Celebrity Chef Mario Batali Pleads Not Guilty to Assault Charge in Groping Accusation

Celebrity chef Mario Batali, whose career crumbled amid several sexual misconduct accusations, pleaded not guilty Friday to a charge that he forcibly kissed and groped a woman at a Boston restaurant in 2017.

Wearing a black suit topped with a baseball cap, the 58-year-old Batali entered Boston Municipal Court on a charge of indecent assault and battery. He walked into the courtroom without the hat but kept his Yeezy Boost SPLY 350 shoes on and was ordered to stay away from the woman who filed the lawsuit.

He offered no comment as he made his way into court.

The woman, identified by her attorneys as Natali Tene, filed a civil lawsuit in August alleging that Batali offered to take a selfie with her at Towne Restaurant in the Back Bay and then groped and kissed her repeatedly without her consent.

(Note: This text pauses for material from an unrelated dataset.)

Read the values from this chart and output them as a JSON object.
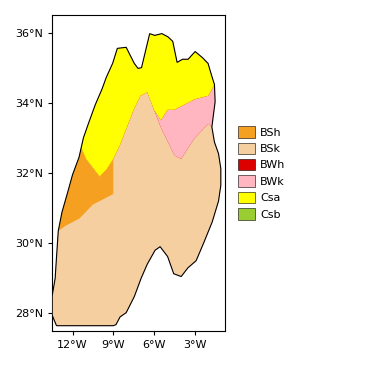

The complaint stated he "grabbed and kissed" the woman's face, "rubbed her breasts, grabbed her buttocks, put his hands between her legs and groped her groin area, and kept forcefully squeezing her face into his as he kissed her repeatedly."

Batali's attorney, Anthony Fuller, said the chef denies the allegations and intends to fight them vigorously.

The woman's lawyers said in an emailed statement on Thursday that Batali "must be held accountable" for his "despicable acts."

Batali could face up to 2-1/2 years in jail if convicted. He would also have to register as a sex offender.

This is the first criminal charge against the celebrity chef resulting from several sexual harassment and assault allegations that crippled his career.

Batali stepped down from operations of his restaurants and was kicked off the ABC show "The Chew" in 2017 after four women accused him of inappropriate touching. Batali said at the time about those allegations that "much of the behavior described does, in fact, match up with ways I have acted."

He also came under fire for sending a newsletter to subscribers that included both an apology for "many mistakes" and a recipe for a "holiday-inspired breakfast."

Batali's food empire included such high-end eateries as Babbo in Del Posto in New York City, as well as restaurants in Las Vegas, Los Angeles and Singapore, and Eataly in Boston. He became a household name through appearances on Food Network shows such as "Iron Chef America."

He announced in March that his longtime partner, Joe Bastianich, and others had bought out his share in his restaurants.

The New York Police Department said last year that it was investigating allegations of sexual misconduct against the chef after a woman told "60 Minutes" that Batali drugged and sexually assaulted her in 2005. Batali denied assaulting the woman.

Batali was released on personal recognizance on Friday. His next court date is scheduled for July 12. The judge ruled he does not have to appear.